2. Inquadramento della fattispecie e presupposti applicativi
2.a. Natura “oggettiva” della responsabilità ex artt. 2598 e ss.
Per giungere ad un corretto inquadramento della fattispecie, sembra opportuno analizzare gli elementi dell’illecito concorrenziale, evidenziando, in particolare, se e quando esso può configurarsi, e con quali presupposti. In primo luogo, valga osservare che l’illecito concorrenziale non è un illecito “doloso” o “colposo”. Al contrario, l’illecito concorrenziale si configura come forma di responsabilità oggettiva, del tutto scissa dalla “colpa”, e perfino dalla consapevolezza di commetterlo[2]. In tale contesto, pertanto, “poichè il dolo e la colpa non sono elementi costitutivi della fattispecie legale di cui all’art. 2598 c.c., anche in relazione al n. 3 di tale norma la qualificazione degli atti di concorrenza sleale deve essere compiuta in base ad un criterio obiettivo[3]. Già solo per il mero compimento dell’atto di concorrenza sleale, pertanto, ai sensi dell’art. 2599 c.c., “la sentenza che accerta atti di concorrenza sleale ne inibisce la dontinuazione e dà gli opportuni provvedimenti perché ne siano eliminati gli effetti”. Ove, poi, l’atto concorrenzialmente sleale sia stato compiuto anche con dolo o colpa, ai sensi dell’art. 2600 c.c. “l’autore è tenuto anche al risarcimento dei danni. In tale ipotesi può essere ordinata la pubblicazione della sentenza. Accertati gli atti di concorrenza, la colpa si presume”. Il combinato disposto degli artt. 2598, 2599 e 2600 c.c., pertanto, in relazione alle privative industriali può schematizzarsi come segue:
-nonostante la vigenza della disciplina in materia di brevetti per invenzione, e, più in generale, di privative industriali, la normativa in materia di concorrenza sleale resta “ferma” e, conseguentemente, applicabile in via cumulativa e concorrente[4]. In tal modo, essa può venire invocata anche a tutela del c.d. segreto industriale, concernente i prodotti o i metodi produttivi in relazione ai quali l’azienda non abbia interesse a conseguire il brevetto (ad esempio, in ragione della temporaneità della tutela brevettuale). Con particolare riferimento al c.d. segreto aziendale, inoltre, va rilevato che è lo stesso Codice della Proprietà Industriale, agli artt. 99 e 100, a ricondurre la violazione di esso alla tutela della concorrenza sleale ex art. 2598, n. 3[5]

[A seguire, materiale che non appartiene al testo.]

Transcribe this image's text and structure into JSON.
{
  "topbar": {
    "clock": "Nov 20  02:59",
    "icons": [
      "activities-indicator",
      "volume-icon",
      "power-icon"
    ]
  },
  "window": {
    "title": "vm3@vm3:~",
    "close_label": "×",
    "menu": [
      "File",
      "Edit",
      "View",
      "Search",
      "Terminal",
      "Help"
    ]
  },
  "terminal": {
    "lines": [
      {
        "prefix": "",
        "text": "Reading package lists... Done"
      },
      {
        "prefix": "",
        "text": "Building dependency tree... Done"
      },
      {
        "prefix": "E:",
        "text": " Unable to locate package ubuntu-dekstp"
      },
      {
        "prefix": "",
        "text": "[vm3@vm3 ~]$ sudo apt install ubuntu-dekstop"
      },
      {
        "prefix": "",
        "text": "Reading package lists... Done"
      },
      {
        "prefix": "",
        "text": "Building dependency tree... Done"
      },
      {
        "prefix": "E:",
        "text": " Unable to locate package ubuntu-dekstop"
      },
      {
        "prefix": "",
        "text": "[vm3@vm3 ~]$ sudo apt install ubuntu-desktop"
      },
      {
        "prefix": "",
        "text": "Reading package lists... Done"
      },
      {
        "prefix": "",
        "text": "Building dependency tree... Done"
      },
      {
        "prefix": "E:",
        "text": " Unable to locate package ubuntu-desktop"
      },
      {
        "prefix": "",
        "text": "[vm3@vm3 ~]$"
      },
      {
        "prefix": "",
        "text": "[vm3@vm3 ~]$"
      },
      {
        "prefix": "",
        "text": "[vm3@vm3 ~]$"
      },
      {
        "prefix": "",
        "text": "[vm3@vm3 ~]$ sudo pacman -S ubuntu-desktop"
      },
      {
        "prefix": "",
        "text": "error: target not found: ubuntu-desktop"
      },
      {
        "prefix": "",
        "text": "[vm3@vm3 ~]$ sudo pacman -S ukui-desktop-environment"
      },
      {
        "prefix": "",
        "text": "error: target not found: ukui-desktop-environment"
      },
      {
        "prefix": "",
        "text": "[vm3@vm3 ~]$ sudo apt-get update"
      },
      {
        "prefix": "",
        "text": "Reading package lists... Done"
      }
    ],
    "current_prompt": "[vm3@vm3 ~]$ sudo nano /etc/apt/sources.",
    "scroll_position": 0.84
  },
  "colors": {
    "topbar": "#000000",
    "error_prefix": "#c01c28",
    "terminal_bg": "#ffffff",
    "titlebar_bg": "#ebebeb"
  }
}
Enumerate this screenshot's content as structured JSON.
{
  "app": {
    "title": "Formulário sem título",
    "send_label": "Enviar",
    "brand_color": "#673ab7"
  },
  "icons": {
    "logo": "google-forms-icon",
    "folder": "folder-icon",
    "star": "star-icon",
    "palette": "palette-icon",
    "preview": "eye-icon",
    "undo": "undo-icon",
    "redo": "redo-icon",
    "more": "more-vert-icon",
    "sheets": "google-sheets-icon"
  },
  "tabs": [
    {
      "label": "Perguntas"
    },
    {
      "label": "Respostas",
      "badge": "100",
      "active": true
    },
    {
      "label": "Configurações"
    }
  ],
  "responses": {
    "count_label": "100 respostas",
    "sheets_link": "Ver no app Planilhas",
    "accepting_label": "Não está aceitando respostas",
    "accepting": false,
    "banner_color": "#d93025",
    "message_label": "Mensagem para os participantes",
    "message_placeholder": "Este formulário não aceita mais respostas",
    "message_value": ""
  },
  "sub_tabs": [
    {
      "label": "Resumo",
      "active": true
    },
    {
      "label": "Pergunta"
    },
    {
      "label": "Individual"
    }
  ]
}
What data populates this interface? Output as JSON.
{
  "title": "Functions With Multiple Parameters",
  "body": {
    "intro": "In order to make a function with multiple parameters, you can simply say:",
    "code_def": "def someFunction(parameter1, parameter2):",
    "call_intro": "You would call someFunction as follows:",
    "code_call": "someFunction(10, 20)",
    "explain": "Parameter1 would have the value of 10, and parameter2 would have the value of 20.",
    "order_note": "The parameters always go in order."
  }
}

-la contraffazione di brevetto industriale (in quanto atto slealmente concorrenziale), sia essa atto singolo e/o parte di una più complessivamente intesa “attività”, è sanzionabile ex se, non rilevando in alcun modo la sussistenza o meno di elemento soggettivo, sub specie di dolo e/o colpa (peraltro presunta, come abbiamo visto, ex art. 2600 c.c.). Accertata la sussistenza dell’atto, lo stesso è suscettibile di apposita pronuncia inibitoria alla continuazione (anche, come vedremo, in via d’urgenza);
-sul responsabile dell’illecito concorrenziale incomberà l’onere di dimostrare (quantomeno) il proprio difetto di colpa. In caso contrario, oltre all’inibitoria, il Giudice civile, su richiesta del concorrente leso potrà condannarlo anche al risarcimento del danno, e potrà disporre altresì la pubblicazione della sentenza, ex art. 2600.
 
2.b. L’imitazione servile nei brevetti per invenzione industriale – La “confusione” e la “confondibilità”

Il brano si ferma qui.